Activation of regulatory T cells. Immature dendritic cells pick up self-or tumor-associated antigens from the tissues and present them constitutively to the immune system to self-reactive tissue-specific CD4+CD25+ cells in draining lymph nodes (LN). T regulatory CD4+CD25+ cells travel continuously throughout the body via lymphatics and blood via high expression of CD62L and reactive with self-antigens. In their activating environment, they suppress any self-reactive T cell they encounter either in the LN, tissue, or tumor, keeping the suppression limited to that site. They downregulate IL-2 production in CD4+ T cells and decrease IL-2R[alpha] expression on CD8+ T cells. Suppression is mediated by cell–cell contact, but cytokines such as IL-10 and TGF-[beta] may be involved. TRANCE, GITR, and other unknown molecules are upregulated and involved in T regulatory function.
Recently, two molecules have been identified on these cells that may be involved in their activation and regulation (Fig. 1).
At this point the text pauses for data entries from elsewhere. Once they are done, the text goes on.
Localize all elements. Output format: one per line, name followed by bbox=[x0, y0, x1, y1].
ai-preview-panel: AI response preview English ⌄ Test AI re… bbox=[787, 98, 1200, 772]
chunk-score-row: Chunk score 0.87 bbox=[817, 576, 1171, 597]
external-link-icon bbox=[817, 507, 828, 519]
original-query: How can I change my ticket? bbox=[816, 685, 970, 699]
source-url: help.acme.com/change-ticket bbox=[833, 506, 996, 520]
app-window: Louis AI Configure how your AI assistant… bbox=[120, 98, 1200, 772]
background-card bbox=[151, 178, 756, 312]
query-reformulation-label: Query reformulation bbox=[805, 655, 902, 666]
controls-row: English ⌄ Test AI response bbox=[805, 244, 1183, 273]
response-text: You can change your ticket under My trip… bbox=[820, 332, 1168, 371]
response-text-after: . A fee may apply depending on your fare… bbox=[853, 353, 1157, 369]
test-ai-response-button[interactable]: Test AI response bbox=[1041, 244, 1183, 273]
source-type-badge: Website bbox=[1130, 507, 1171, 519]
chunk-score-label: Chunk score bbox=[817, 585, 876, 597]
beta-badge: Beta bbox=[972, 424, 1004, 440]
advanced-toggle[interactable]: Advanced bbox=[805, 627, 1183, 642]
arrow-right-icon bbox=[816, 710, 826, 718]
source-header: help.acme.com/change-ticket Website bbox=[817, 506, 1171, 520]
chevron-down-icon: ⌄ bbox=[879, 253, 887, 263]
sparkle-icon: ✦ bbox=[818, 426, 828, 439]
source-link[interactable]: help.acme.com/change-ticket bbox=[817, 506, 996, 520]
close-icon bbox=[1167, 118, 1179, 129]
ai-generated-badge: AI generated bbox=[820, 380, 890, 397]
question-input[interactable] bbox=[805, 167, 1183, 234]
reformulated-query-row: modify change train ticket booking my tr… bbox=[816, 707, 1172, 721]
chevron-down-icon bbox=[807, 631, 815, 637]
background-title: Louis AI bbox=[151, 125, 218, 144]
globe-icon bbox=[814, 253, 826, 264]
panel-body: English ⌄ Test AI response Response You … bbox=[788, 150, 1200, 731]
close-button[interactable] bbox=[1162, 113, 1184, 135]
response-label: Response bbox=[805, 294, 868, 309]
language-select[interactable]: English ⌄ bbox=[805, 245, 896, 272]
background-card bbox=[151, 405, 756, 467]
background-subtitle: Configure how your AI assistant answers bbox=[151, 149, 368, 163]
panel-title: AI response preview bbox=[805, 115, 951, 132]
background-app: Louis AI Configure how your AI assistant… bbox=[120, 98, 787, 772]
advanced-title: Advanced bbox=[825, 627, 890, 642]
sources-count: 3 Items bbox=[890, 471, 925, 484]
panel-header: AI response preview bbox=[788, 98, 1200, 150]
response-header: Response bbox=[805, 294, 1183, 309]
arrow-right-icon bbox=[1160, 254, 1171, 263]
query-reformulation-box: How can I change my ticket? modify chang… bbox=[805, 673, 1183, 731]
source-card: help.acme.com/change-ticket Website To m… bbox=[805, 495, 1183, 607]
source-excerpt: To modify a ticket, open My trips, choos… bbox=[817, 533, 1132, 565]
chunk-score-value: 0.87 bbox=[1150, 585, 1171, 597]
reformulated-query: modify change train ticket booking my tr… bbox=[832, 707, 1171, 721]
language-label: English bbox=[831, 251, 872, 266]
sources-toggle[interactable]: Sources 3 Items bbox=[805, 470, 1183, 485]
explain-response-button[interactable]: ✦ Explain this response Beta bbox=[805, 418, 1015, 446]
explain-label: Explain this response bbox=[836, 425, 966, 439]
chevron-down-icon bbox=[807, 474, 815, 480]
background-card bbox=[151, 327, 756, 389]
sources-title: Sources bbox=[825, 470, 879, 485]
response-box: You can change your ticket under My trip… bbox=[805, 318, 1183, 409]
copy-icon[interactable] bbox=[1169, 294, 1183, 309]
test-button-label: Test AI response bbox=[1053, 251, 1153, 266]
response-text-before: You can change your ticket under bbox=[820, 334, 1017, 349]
The first molecule, glucocorticoid induced TNF receptor family-related gene (GITR, also known as TNFRSF18) has been described on these cells. Stimulating GITR through an activating antibody reversed induction of suppression (34,35). The second, TNF-related activation induced cytokine (TRANCE) and receptor activator of NF-[kappa]B (RANK) has been shown to be involved in activating signaling pathways in CD4+CD25+ cells (36). Blockade of this molecular pair caused a decrease in frequency of these cells in pancreatic lymph node cells, which lead to a rapid onset of diabetes (36). It would be interesting to see what effect these antibodies have on tumor management, because activating GITR and blocking TRANCE-RANK interactions leads to autoimmunity. Finding ways to interrupt these interactions may allow turning on or off T regulatory cells at will.
The vision for immunotherapy of tumors then depends on disrupting the processes that activate immunosuppression. From previous studies, we know that we can activate tumor-specific CTL and that certain tumors are amenable to treatment with IL-2 or immunization with peptides made from tumor-associated antigens (11). Most of these studies involved CD8+ cells with relatively little focus on the CD4+ T-cell population. As seen in the literature recently, this population is more complex than previously thought. Originally Th0/Th1/Th2 and memory phenotypes were used to describe the different properties of CD4+ T cells. Eventually, Th3 (37) emerged, and finally, Tr1 or CD4+CD25+ cells have become the new family member, once thought not to exist. Because immunotherapy can work, knowing the role of CD4+ T cells, their antigens, and how they orchestrate and enhance CD8+ CTL function will help us understand the mechanisms involved in tumor establishment and maintenance as well as how to invoke potent antitumor immunity without autoimmunity. The future may lie in discovering ways to circumvent immunosuppression by tumors, regardless of how it is maintained, to tip the balance towards effective antitumor immunity.